L'expérience langagière de l'enfant est nourrie de sa participation à des interactions de type dyadique et à des interactions de type polyadique. Dans le cadre des interactions polyadiques, l'enfant peut occuper le rôle de locuteur, mais également différents rôles de récepteur (Goffman, 1981; Goodwin, 2006) et participer à ces interactions de façon plus ou moins directe. Des travaux en anthropo-linguistique (Schieffelin & Ochs, 1986) et en psycholinguistique (Akhtar, 2005) suggèrent que la participation indirecte de l'enfant aux interactions verbales contribue aux processus d'acquisition du langage et de socialisation langagière.
Dans cette étude, nous interrogeons les rôles que des enfants d'âges différents occupent dans un contexte social particulier : le dîner familial (Blum-Kulka, 1997). Plus particulièrement, nous questionnons l'impact de l'usage de langues dont les modalités d'expression et de réception ne sont pas identiques, le français et la langue des signes française (LSF), sur l'occupation de ces rôles et sur l'accès par les enfants, à des contenus sémantiques et discursifs variés.
Notre corpus est constitué de données d'interactions spontanées, dans des familles composées d'au moins quatre membres, pendant le dîner : quatre familles dont les membres sont sourds et dont la LSF est la langue de communication ; quatre familles dont les membres sont entendants et dont le français est la langue de communication ; deux familles dans lesquelles l'un des enfants au moins est sourd et les parents sont entendants.
Les analyses ont été conduites avec le programme ELAN. Les annotations, systématiques, nous ont permis, d'une part, d'identifier le locuteur, son/ses interlocuteur/s direct/s, la/les langue/s utilisée/s, le thème de l'énoncé. L'annotation de la direction du regard et de la contingence des énoncés et des actions des enfants avec les énoncés précédents ont permis, d'autre part, de faire des hypothèses quant à l'accès des enfants aux énoncés qui ne leur sont pas directement adressés.
Nos premiers résultats suggèrent que les enfants sont souvent en interaction directe avec leurs parents durant le dîner. En revanche, quand ils ne sont pas en interaction directe avec un autre membre de la famille, ils regardent peu les échanges et n'ont donc que très peu accès à des contenus sémantiques et discursifs variés (activités passées ou futures de la famille; moments d'humour).
Ces données soulignent l'importance de sensibiliser les parents entendants d'enfants sourds aux caractéristiques spécifiques de leur mode de participation aux interactions et à l'importance de l'accès au langage adressé et non adressé pour le développement de leur enfant.
Akhtar, N. (2005). The robustness of learning through overhearing.
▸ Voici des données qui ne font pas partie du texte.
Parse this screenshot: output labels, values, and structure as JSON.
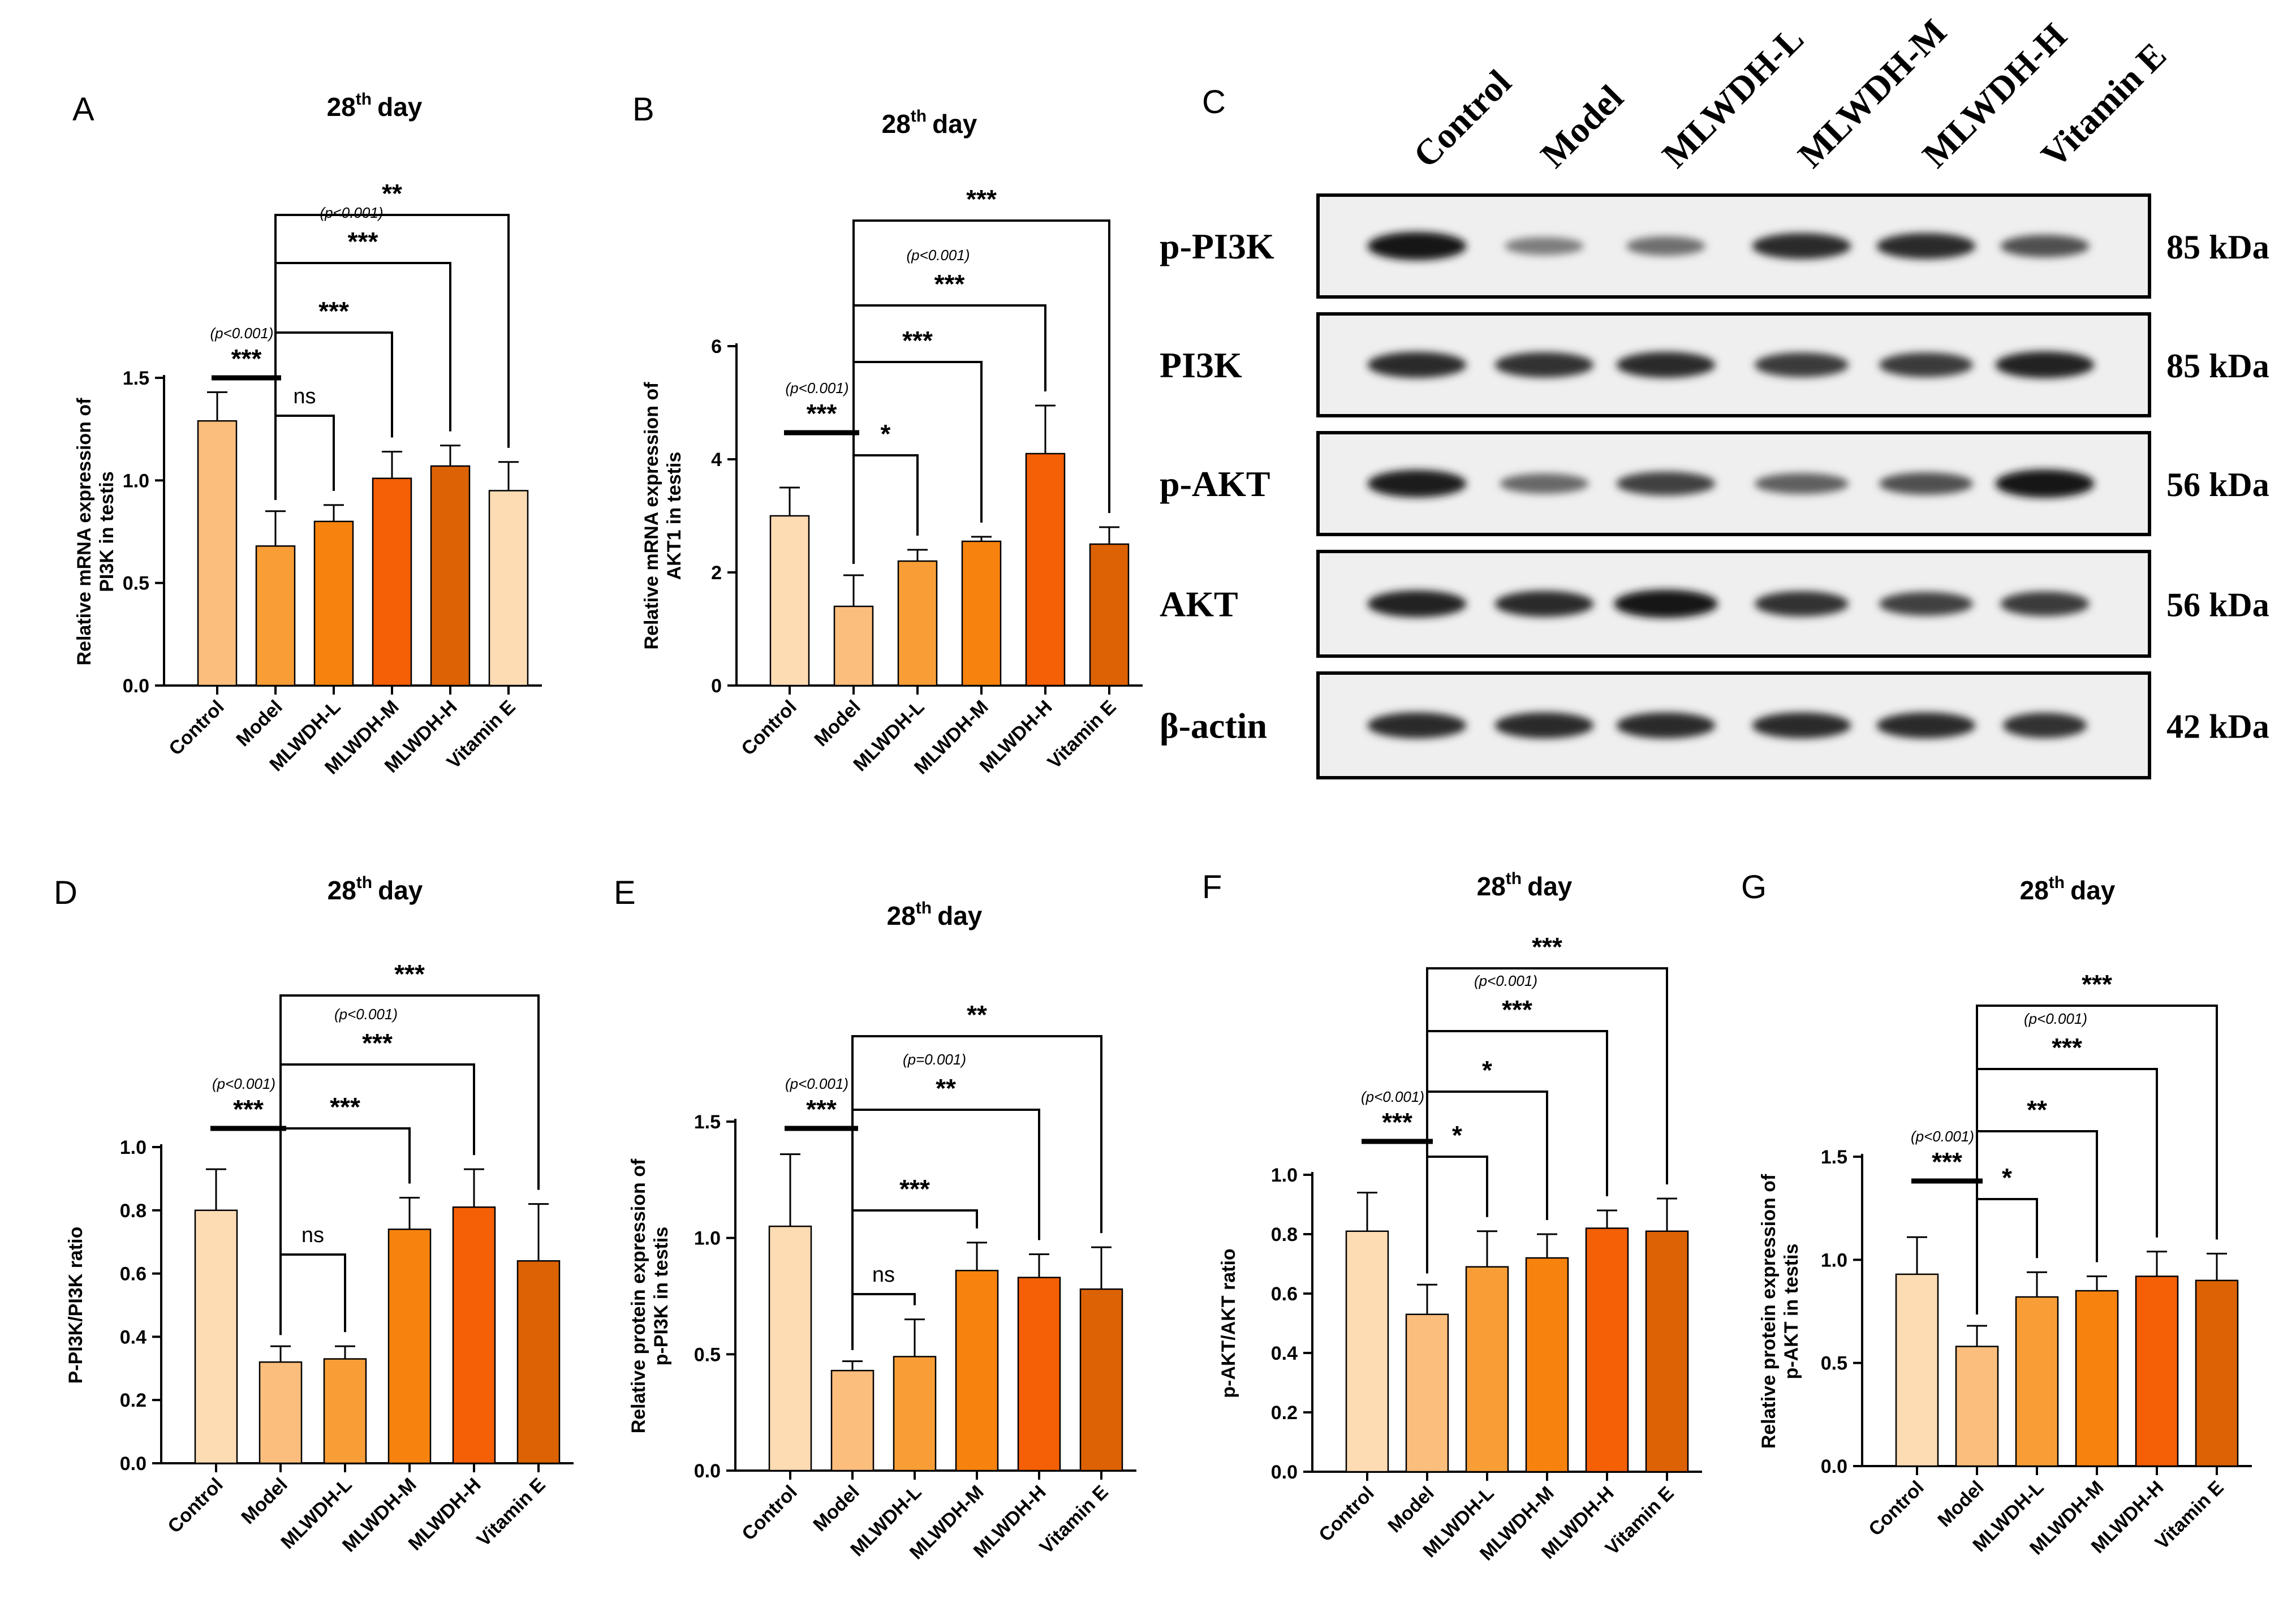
{
  "colors": {
    "c1": "#FDDBB3",
    "c2": "#FBBE7C",
    "c3": "#F99E37",
    "c4": "#F7830E",
    "c5": "#F55F05",
    "c6": "#DC6204"
  },
  "chart_data": [
    {
      "panel": "A",
      "type": "bar",
      "title": "28th day",
      "title_main": "28",
      "title_sup": "th",
      "title_rest": "day",
      "ylabel_lines": [
        "Relative mRNA expression of",
        "PI3K in testis"
      ],
      "ylim": [
        0,
        1.5
      ],
      "yticks": [
        "0.0",
        "0.5",
        "1.0",
        "1.5"
      ],
      "categories": [
        "Control",
        "Model",
        "MLWDH-L",
        "MLWDH-M",
        "MLWDH-H",
        "Vitamin E"
      ],
      "values": [
        1.29,
        0.68,
        0.8,
        1.01,
        1.07,
        0.95
      ],
      "errors": [
        0.14,
        0.17,
        0.08,
        0.13,
        0.1,
        0.14
      ],
      "bar_colors": [
        "#FBBE7C",
        "#F99E37",
        "#F7830E",
        "#F55F05",
        "#DC6204",
        "#FDDBB3"
      ],
      "control_comparison": {
        "stars": "***",
        "p_note": "(p<0.001)"
      },
      "comparisons": [
        {
          "to": 2,
          "label": "ns",
          "p_note": ""
        },
        {
          "to": 3,
          "label": "***",
          "p_note": ""
        },
        {
          "to": 4,
          "label": "***",
          "p_note": "(p<0.001)"
        },
        {
          "to": 5,
          "label": "**",
          "p_note": ""
        }
      ]
    },
    {
      "panel": "B",
      "type": "bar",
      "title": "28th day",
      "title_main": "28",
      "title_sup": "th",
      "title_rest": "day",
      "ylabel_lines": [
        "Relative mRNA expression of",
        "AKT1 in testis"
      ],
      "ylim": [
        0,
        6
      ],
      "yticks": [
        "0",
        "2",
        "4",
        "6"
      ],
      "categories": [
        "Control",
        "Model",
        "MLWDH-L",
        "MLWDH-M",
        "MLWDH-H",
        "Vitamin E"
      ],
      "values": [
        3.0,
        1.4,
        2.2,
        2.55,
        4.1,
        2.5
      ],
      "errors": [
        0.5,
        0.55,
        0.2,
        0.08,
        0.85,
        0.3
      ],
      "bar_colors": [
        "#FDDBB3",
        "#FBBE7C",
        "#F99E37",
        "#F7830E",
        "#F55F05",
        "#DC6204"
      ],
      "control_comparison": {
        "stars": "***",
        "p_note": "(p<0.001)"
      },
      "comparisons": [
        {
          "to": 2,
          "label": "*",
          "p_note": ""
        },
        {
          "to": 3,
          "label": "***",
          "p_note": ""
        },
        {
          "to": 4,
          "label": "***",
          "p_note": "(p<0.001)"
        },
        {
          "to": 5,
          "label": "***",
          "p_note": ""
        }
      ]
    },
    {
      "panel": "D",
      "type": "bar",
      "title": "28th day",
      "title_main": "28",
      "title_sup": "th",
      "title_rest": "day",
      "ylabel_lines": [
        "P-PI3K/PI3K ratio"
      ],
      "ylim": [
        0,
        1.0
      ],
      "yticks": [
        "0.0",
        "0.2",
        "0.4",
        "0.6",
        "0.8",
        "1.0"
      ],
      "categories": [
        "Control",
        "Model",
        "MLWDH-L",
        "MLWDH-M",
        "MLWDH-H",
        "Vitamin E"
      ],
      "values": [
        0.8,
        0.32,
        0.33,
        0.74,
        0.81,
        0.64
      ],
      "errors": [
        0.13,
        0.05,
        0.04,
        0.1,
        0.12,
        0.18
      ],
      "bar_colors": [
        "#FDDBB3",
        "#FBBE7C",
        "#F99E37",
        "#F7830E",
        "#F55F05",
        "#DC6204"
      ],
      "control_comparison": {
        "stars": "***",
        "p_note": "(p<0.001)"
      },
      "comparisons": [
        {
          "to": 2,
          "label": "ns",
          "p_note": ""
        },
        {
          "to": 3,
          "label": "***",
          "p_note": ""
        },
        {
          "to": 4,
          "label": "***",
          "p_note": "(p<0.001)"
        },
        {
          "to": 5,
          "label": "***",
          "p_note": ""
        }
      ]
    },
    {
      "panel": "E",
      "type": "bar",
      "title": "28th day",
      "title_main": "28",
      "title_sup": "th",
      "title_rest": "day",
      "ylabel_lines": [
        "Relative protein expression of",
        "p-PI3K in testis"
      ],
      "ylim": [
        0,
        1.5
      ],
      "yticks": [
        "0.0",
        "0.5",
        "1.0",
        "1.5"
      ],
      "categories": [
        "Control",
        "Model",
        "MLWDH-L",
        "MLWDH-M",
        "MLWDH-H",
        "Vitamin E"
      ],
      "values": [
        1.05,
        0.43,
        0.49,
        0.86,
        0.83,
        0.78
      ],
      "errors": [
        0.31,
        0.04,
        0.16,
        0.12,
        0.1,
        0.18
      ],
      "bar_colors": [
        "#FDDBB3",
        "#FBBE7C",
        "#F99E37",
        "#F7830E",
        "#F55F05",
        "#DC6204"
      ],
      "control_comparison": {
        "stars": "***",
        "p_note": "(p<0.001)"
      },
      "comparisons": [
        {
          "to": 2,
          "label": "ns",
          "p_note": ""
        },
        {
          "to": 3,
          "label": "***",
          "p_note": ""
        },
        {
          "to": 4,
          "label": "**",
          "p_note": "(p=0.001)"
        },
        {
          "to": 5,
          "label": "**",
          "p_note": ""
        }
      ]
    },
    {
      "panel": "F",
      "type": "bar",
      "title": "28th day",
      "title_main": "28",
      "title_sup": "th",
      "title_rest": "day",
      "ylabel_lines": [
        "p-AKT/AKT ratio"
      ],
      "ylim": [
        0,
        1.0
      ],
      "yticks": [
        "0.0",
        "0.2",
        "0.4",
        "0.6",
        "0.8",
        "1.0"
      ],
      "categories": [
        "Control",
        "Model",
        "MLWDH-L",
        "MLWDH-M",
        "MLWDH-H",
        "Vitamin E"
      ],
      "values": [
        0.81,
        0.53,
        0.69,
        0.72,
        0.82,
        0.81
      ],
      "errors": [
        0.13,
        0.1,
        0.12,
        0.08,
        0.06,
        0.11
      ],
      "bar_colors": [
        "#FDDBB3",
        "#FBBE7C",
        "#F99E37",
        "#F7830E",
        "#F55F05",
        "#DC6204"
      ],
      "control_comparison": {
        "stars": "***",
        "p_note": "(p<0.001)"
      },
      "comparisons": [
        {
          "to": 2,
          "label": "*",
          "p_note": ""
        },
        {
          "to": 3,
          "label": "*",
          "p_note": ""
        },
        {
          "to": 4,
          "label": "***",
          "p_note": "(p<0.001)"
        },
        {
          "to": 5,
          "label": "***",
          "p_note": ""
        }
      ]
    },
    {
      "panel": "G",
      "type": "bar",
      "title": "28th day",
      "title_main": "28",
      "title_sup": "th",
      "title_rest": "day",
      "ylabel_lines": [
        "Relative protein expression of",
        "p-AKT in testis"
      ],
      "ylim": [
        0,
        1.5
      ],
      "yticks": [
        "0.0",
        "0.5",
        "1.0",
        "1.5"
      ],
      "categories": [
        "Control",
        "Model",
        "MLWDH-L",
        "MLWDH-M",
        "MLWDH-H",
        "Vitamin E"
      ],
      "values": [
        0.93,
        0.58,
        0.82,
        0.85,
        0.92,
        0.9
      ],
      "errors": [
        0.18,
        0.1,
        0.12,
        0.07,
        0.12,
        0.13
      ],
      "bar_colors": [
        "#FDDBB3",
        "#FBBE7C",
        "#F99E37",
        "#F7830E",
        "#F55F05",
        "#DC6204"
      ],
      "control_comparison": {
        "stars": "***",
        "p_note": "(p<0.001)"
      },
      "comparisons": [
        {
          "to": 2,
          "label": "*",
          "p_note": ""
        },
        {
          "to": 3,
          "label": "**",
          "p_note": ""
        },
        {
          "to": 4,
          "label": "***",
          "p_note": "(p<0.001)"
        },
        {
          "to": 5,
          "label": "***",
          "p_note": ""
        }
      ]
    }
  ],
  "western_blot": {
    "panel": "C",
    "lanes": [
      "Control",
      "Model",
      "MLWDH-L",
      "MLWDH-M",
      "MLWDH-H",
      "Vitamin E"
    ],
    "blots": [
      {
        "name": "p-PI3K",
        "kda": "85 kDa",
        "intensity": [
          1.0,
          0.3,
          0.4,
          0.85,
          0.85,
          0.6
        ],
        "width": [
          1.0,
          0.8,
          0.8,
          1.0,
          1.0,
          0.9
        ]
      },
      {
        "name": "PI3K",
        "kda": "85 kDa",
        "intensity": [
          0.85,
          0.8,
          0.85,
          0.75,
          0.75,
          0.9
        ],
        "width": [
          1.0,
          1.0,
          1.0,
          0.95,
          0.95,
          1.0
        ]
      },
      {
        "name": "p-AKT",
        "kda": "56 kDa",
        "intensity": [
          0.95,
          0.45,
          0.7,
          0.5,
          0.6,
          1.0
        ],
        "width": [
          1.0,
          0.9,
          1.0,
          0.95,
          0.95,
          1.0
        ]
      },
      {
        "name": "AKT",
        "kda": "56 kDa",
        "intensity": [
          0.9,
          0.85,
          1.0,
          0.8,
          0.7,
          0.75
        ],
        "width": [
          1.0,
          1.0,
          1.05,
          0.95,
          0.95,
          0.9
        ]
      },
      {
        "name": "β-actin",
        "kda": "42 kDa",
        "intensity": [
          0.85,
          0.85,
          0.85,
          0.85,
          0.85,
          0.8
        ],
        "width": [
          1.0,
          1.0,
          1.0,
          1.0,
          1.0,
          0.85
        ]
      }
    ]
  }
}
Developmental Science, 8(2), 199‑209. doi :10.1111/j.1467-7687.2005.00406.x
Blum-Kulka, S. (1997). Dinner talk : Cultural patterns of sociability and socialization in family discourse. Lawrence Erlbaum. doi:10.4324/9780203053225
Goffman, E. (1981). Forms of talk. University of Pennsylvania Press.
Goodwin, C. (2006). Interactive Footing. In E. Holt & R. Clift (Eds.), Reporting Talk: Reported Speech in Interaction (Studies in Interactional Sociolinguistics, pp. 16-46). Cambridge: Cambridge University Press. doi:10.1017/CBO9780511486654.003
Schieffelin, B. B., & Ochs, E. (Eds.). (1986). Language socialization across cultures. Cambridge University Press.